“I got my first concussion about 9 years ago and have gotten at least 14 more that the doctors know about since then. I played water polo in high school until my 4th concussion forced me to quit. Throughout my senior year of high school I went late and left early most days while sleeping through what I was there for. I struggled with my short term and long term memory, my friends had to tell me what classes I had and sometimes I would get lost in the hallways at school. Sometimes I would even get lost and forget where I lived.
Along with severe headaches, memory loss, and depression I also struggled with forming words, spelling simple words, walking, driving, holding conversations, and controlling my emotions. My life and personality had completely changed, and I can never go back. I was no longer the happy athletic girl who everyone thought was so sweet, I was now the sad sleepy girl who couldn’t even remember her childhood. I had to go to many types of therapy, most of which caused me severe pain, to try and regain some normalcy.
My mental processing when I was 18 had reduced to that of a 7 year old in some areas. I gained some of it back through hard work and ended up going to college but when I was there I got more concussions and had to return home. I had to go to rehab 6 hours a day 3 days a week at one of the top brain and spinal cord injury recovery hospitals in California. That was 2 years ago and since then I have suffered more concussions.

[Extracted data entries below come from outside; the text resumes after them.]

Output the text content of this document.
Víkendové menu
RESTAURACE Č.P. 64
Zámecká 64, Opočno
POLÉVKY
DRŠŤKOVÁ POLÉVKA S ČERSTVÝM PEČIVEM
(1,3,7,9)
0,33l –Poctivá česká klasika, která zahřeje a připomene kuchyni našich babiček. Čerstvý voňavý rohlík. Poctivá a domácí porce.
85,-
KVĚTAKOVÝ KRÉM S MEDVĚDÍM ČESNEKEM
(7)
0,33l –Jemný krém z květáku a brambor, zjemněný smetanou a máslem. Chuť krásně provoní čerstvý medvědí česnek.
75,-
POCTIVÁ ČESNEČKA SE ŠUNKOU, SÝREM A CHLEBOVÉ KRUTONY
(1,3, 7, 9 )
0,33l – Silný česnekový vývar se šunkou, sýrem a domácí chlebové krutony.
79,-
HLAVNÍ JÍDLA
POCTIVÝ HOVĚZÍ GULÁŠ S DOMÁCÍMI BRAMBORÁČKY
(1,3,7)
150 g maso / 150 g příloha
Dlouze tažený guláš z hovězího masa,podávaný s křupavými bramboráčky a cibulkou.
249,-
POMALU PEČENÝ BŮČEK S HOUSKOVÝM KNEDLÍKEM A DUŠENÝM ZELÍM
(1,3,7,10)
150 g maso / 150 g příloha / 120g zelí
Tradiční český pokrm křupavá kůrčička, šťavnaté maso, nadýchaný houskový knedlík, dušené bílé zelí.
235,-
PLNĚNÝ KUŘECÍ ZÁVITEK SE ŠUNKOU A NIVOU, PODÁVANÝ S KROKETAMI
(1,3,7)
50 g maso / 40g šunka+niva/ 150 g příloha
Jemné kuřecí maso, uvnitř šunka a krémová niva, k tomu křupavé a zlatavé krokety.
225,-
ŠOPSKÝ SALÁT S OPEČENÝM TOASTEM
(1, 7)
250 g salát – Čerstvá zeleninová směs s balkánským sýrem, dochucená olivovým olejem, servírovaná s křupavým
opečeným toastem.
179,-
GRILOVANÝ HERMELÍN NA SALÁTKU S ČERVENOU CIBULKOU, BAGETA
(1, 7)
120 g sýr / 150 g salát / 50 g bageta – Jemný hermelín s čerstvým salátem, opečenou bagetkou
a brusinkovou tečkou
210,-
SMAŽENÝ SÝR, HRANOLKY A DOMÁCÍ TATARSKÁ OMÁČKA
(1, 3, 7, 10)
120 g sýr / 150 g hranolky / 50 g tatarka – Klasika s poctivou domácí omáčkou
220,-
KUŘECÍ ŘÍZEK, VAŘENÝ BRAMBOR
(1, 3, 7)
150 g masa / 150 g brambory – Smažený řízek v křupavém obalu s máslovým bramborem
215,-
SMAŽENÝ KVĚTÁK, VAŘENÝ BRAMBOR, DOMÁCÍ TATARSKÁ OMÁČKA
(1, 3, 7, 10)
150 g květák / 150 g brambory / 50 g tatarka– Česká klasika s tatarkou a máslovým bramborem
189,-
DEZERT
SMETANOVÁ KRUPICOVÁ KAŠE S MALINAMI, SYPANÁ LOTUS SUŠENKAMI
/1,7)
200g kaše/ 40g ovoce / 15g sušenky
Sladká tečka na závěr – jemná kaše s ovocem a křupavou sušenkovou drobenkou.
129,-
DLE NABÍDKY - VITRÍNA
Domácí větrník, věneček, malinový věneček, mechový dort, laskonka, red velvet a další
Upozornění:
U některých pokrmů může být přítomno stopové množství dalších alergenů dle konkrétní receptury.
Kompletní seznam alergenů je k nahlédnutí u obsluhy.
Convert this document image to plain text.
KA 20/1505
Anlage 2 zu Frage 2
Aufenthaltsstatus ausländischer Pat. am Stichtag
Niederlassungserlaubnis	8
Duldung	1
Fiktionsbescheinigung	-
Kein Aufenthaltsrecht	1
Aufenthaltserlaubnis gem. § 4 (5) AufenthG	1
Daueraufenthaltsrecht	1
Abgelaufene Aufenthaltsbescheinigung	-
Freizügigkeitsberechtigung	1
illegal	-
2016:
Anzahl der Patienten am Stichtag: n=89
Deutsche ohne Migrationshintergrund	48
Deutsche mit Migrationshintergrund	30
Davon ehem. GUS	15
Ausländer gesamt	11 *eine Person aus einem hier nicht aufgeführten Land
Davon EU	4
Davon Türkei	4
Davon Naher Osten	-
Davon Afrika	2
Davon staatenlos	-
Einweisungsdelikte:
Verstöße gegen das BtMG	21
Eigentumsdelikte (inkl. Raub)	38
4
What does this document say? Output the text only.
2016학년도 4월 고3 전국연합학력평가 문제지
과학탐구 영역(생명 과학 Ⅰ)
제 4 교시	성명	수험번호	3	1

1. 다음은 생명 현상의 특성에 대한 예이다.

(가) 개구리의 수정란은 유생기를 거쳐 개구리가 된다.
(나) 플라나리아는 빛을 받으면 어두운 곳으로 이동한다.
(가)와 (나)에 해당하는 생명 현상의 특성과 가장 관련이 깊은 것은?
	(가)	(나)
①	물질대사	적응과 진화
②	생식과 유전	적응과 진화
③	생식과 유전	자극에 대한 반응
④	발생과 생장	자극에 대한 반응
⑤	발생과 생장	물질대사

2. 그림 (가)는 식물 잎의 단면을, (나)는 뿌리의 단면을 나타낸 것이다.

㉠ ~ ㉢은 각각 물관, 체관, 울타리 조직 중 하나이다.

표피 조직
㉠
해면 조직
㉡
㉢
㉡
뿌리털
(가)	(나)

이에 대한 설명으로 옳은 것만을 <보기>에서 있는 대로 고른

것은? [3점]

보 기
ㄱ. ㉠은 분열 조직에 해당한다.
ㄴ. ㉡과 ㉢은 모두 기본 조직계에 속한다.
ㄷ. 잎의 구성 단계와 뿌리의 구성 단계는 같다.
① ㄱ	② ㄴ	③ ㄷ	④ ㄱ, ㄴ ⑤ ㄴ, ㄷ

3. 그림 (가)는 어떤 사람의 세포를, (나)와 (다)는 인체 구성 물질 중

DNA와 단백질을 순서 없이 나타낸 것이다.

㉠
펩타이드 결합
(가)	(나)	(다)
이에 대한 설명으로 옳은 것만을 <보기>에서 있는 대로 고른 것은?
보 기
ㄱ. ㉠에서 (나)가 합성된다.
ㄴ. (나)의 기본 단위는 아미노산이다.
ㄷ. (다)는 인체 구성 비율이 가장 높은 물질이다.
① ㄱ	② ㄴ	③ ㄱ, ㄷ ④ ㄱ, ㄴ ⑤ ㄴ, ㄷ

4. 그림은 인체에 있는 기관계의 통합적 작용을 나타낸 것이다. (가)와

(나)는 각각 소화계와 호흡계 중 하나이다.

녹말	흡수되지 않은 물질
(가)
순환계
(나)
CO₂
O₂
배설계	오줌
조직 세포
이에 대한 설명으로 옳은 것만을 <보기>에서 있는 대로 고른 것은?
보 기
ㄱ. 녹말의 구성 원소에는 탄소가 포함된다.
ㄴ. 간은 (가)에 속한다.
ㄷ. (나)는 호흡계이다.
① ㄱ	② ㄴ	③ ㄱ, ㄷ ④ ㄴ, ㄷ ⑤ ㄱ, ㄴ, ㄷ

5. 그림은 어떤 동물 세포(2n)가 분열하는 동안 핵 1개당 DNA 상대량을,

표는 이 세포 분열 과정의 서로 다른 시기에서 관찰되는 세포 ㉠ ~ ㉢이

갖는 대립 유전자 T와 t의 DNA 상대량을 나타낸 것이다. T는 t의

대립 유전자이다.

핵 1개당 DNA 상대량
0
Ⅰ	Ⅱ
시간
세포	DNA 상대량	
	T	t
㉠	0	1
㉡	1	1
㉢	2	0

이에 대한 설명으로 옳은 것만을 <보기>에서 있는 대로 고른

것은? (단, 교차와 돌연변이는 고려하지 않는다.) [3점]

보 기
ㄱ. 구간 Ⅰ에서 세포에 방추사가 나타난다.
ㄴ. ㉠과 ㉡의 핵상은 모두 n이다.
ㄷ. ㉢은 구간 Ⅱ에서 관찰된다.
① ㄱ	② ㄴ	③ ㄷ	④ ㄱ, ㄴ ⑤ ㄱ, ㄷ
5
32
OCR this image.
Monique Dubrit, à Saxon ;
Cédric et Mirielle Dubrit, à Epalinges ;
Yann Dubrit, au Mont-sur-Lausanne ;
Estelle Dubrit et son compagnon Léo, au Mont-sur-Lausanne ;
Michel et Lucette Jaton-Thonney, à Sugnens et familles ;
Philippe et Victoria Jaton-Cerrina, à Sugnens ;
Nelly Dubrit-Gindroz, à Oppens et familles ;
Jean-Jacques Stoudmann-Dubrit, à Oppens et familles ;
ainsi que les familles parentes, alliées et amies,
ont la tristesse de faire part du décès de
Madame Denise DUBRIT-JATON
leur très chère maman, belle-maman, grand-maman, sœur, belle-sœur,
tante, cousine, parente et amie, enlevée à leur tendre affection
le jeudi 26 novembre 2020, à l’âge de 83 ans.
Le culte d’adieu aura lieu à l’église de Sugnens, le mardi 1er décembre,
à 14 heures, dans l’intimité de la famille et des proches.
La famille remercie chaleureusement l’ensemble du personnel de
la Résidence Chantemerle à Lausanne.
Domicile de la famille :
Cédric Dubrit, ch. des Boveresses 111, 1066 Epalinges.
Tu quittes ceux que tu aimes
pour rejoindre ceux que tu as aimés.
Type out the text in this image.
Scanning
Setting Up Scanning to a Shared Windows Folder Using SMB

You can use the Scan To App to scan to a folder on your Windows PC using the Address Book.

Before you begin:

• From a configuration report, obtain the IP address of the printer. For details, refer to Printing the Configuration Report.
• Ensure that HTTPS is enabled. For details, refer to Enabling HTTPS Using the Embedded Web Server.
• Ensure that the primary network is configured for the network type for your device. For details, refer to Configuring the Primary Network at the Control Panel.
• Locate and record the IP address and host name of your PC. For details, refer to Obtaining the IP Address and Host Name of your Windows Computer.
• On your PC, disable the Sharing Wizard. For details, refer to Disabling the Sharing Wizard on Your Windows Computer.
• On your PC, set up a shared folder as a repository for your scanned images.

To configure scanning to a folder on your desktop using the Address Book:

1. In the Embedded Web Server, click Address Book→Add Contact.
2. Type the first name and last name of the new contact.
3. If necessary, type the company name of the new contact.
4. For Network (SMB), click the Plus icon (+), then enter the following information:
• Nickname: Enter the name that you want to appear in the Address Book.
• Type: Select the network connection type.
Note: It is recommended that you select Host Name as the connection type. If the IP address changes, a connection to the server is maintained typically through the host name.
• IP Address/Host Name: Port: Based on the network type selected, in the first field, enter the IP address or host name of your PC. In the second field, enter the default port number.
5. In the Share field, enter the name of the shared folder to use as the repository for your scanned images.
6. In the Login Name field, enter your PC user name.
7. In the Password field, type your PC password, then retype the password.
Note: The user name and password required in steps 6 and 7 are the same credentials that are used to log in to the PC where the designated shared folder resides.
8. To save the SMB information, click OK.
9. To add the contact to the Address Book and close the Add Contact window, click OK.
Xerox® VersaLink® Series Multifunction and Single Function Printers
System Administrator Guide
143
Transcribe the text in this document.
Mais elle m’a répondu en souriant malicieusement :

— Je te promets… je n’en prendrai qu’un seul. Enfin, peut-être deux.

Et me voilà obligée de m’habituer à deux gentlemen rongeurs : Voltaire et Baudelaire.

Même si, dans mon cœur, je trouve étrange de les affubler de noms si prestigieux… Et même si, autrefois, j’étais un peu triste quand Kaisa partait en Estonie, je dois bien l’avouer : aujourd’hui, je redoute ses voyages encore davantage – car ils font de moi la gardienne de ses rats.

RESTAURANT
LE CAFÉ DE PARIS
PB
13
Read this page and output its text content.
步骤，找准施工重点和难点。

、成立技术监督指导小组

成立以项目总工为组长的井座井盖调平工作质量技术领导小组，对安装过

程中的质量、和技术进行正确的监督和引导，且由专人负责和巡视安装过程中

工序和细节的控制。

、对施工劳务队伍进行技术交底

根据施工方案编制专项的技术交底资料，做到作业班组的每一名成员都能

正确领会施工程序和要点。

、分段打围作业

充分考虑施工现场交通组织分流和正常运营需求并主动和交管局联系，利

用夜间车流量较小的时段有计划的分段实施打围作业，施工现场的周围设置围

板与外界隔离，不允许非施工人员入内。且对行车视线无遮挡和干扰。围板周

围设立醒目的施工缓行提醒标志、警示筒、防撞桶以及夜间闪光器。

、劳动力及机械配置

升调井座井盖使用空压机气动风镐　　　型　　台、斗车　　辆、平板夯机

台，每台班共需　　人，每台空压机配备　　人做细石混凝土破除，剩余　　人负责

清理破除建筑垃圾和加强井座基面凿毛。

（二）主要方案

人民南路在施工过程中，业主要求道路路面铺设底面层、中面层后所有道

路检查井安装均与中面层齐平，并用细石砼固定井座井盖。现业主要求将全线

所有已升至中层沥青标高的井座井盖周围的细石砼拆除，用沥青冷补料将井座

I still suffer from headaches 24/7, memory issues, and cognition problems. I am unable to do many normal college student activities or play games with my nephews and sometimes I get jealous and upset. I have tried countless treatments but nothing seems to help the headaches other than caffeine, which only helps for a short time. I still go to physical therapy. But I am starting to become more active and I am even taking classes. I have bad days but I try to enjoy the better days as much as possible.
The hardest part of my concussions is that no one close to me understands what I have/am going through. I felt, and sometimes still feel, so alone.
Many people, including my family, believe that I have faked some of my symptoms to get out of working hard. They believe this even though my personality and activities have completely changed, but I have come to accept it.
Their hostility/disbelief caused me to be ashamed of what I have been through so I hide my symptoms as much as possible. I fake being painless for other people’s sake and it drains me. But I have persevered. I am no longer the sad sleepy girl. I am strong. I am a survivor. To anyone who is living with a brain injury you are strong and you are not alone.”